Sebagaimana disebutkan di atas, amalan yang dilakukan seseorang dengan menyembelih seekor binatang karena Allah, akan dinilai-Nya bergantung pada ketaatan atau rasa takutnya kepada Allah. Daging atau darah bintang apa pun yang disembelih dengan menyebut nama Allah itu tidak ada nilainya di hadapan Allah jika amalan tersebut tidak dilakukan karena Allah. Di sinilah, faktor-faktor pentingnya adalah niat baik dan keikhlasan kepada Allah saat menjalankan suatu perbuatan atau peribadatan kepada Allah. Karena itu, seorang manusia tidak akan meningkat kemuliaannya di mata Allah hanya karena amal, ibadah, sikap, dan kata-kata baiknya. Tentu saja semua itu adalah perbuatan yang harus dilakukan seorang muslim sepanjang hidup mereka untuk mendapatkan balasan yang besar di hari pembalasan. Akan tetapi, faktor terpenting yang harus diperhatikan saat memenuhi semua perbuatan itu adalah tingkat kedekatan yang dirasakan seseorang dengan Allah. Yang penting bukanlah banyaknya perbuatan yang kita lakukan, melainkan bagaimana seseorang berpaling kepada Allah dengan kebersihan dan keikhlasan hati.

Sidang Jumat yang Berbahagia

Keikhlasan berarti memenuhi perintah Allah tanpa mempertimbangkan keuntungan pribadi atau balasan apa pun. Seseorang yang ikhlas akan berpaling kepada Allah dengan hatinya dan hanya ingin mendapatkan ridha-Nya atas setiap perbuatan, langkah, kata-kata, dan do’anya. Jadi, ia benar-benar yakin kepada Allah dan mencari kebajikan semata. Menurut Al-Qur`an,

إِنَّ أَكْرَمَكُمْ عِنْدَ اللهِ أَتْقاكُمْ إِنَّ اللهَ عَليمٌ خَبيرٌ

“... Sesungguhnya, orang yang paling mulia di antara kamu di sisi Allah ialah orang yang paling bertaqwa di antara kamu. Sesungguhnya, Allah Maha Mengetahui lagi Maha Mengenal.” (al-Hujurat [49]: 13)

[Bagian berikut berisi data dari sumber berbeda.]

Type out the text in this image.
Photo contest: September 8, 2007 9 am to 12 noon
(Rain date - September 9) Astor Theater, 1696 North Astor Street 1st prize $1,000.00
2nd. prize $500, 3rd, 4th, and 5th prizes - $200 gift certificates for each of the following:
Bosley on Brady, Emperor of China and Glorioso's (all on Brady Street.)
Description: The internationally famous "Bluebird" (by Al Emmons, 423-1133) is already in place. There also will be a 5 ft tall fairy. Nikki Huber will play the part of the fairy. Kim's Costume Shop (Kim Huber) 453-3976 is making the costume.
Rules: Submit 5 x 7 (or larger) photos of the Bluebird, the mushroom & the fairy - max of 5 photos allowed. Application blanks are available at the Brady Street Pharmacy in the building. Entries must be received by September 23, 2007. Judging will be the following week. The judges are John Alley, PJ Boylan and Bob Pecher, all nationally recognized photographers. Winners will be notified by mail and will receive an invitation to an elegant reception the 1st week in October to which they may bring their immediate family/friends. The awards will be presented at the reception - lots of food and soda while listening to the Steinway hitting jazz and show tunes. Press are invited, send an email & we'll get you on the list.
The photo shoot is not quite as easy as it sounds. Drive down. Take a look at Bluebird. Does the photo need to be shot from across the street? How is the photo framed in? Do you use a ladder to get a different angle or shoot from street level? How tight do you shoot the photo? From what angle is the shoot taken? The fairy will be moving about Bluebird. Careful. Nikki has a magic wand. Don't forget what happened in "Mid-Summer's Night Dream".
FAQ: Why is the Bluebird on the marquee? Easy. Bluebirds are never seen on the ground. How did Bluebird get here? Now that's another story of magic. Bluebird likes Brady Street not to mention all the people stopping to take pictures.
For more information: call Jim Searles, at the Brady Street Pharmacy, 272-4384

Dalam banyak ayat Al-Qur`an, ditekankan agar perbuatan baik itu dilakukan hanya untuk mendapatkan keridhaan Allah. Akan tetapi, beberapa orang berusaha untuk mengabaikan kenyataan ini. Mereka tidak pernah berkaca pada kebersihan niat di dalam hati mereka saat melakukan suatu pekerjaan, memberi nasihat, menolong orang, atau berkorban. Mereka percaya bahwa perbuatan mereka sudah cukup, dengan menganggap bahwa mereka telah menunaikan tugas agama. Di dalam Al-Qur`an, Allah mengatakan kepada kita tentang mereka yang berusaha sepanjang hidupnya, namun sia-sia. Jika demikian halnya, mereka akan dihadapkan pada situasi berikut ini di hari pembalasan.

وُجُوهٌ يَوْمَئِذٍ خاشِعَةٌ عامِلَةٌ ناصِبَةٌ

“Banyak muka pada hari itu tunduk terhina, bekerja keras lagi kepayahan.” (al-Ghaasyiyah [88]: 2-3)

Karena itulah, manusia akan menghadapi satu dari dua situasi tersebut di hari akhir. Dua orang yang telah mengejar pekerjaan yang sama, mencurahkan usaha yang sama, dan bekerja dengan kebulatan hati yang sama sepanjang hidup mereka, bisa mendapatkan perlakuan yang berbeda di hari akhir. Mereka yang membersihkan dirinya akan dibalas dengan kebahagiaan surga yang memikat, sedangkan mereka yang meremehkan nilai keikhlasan saat berada di dunia ini akan mengalami penderitaan neraka yang tiada akhir.

ada dua aspek keyakinan yang mengubah perbuatan yang dilakukan seseorang menjadi berarti dan bernilai dalam pandangan Allah, yakni dengan pembersihan diri dan keikhlasan.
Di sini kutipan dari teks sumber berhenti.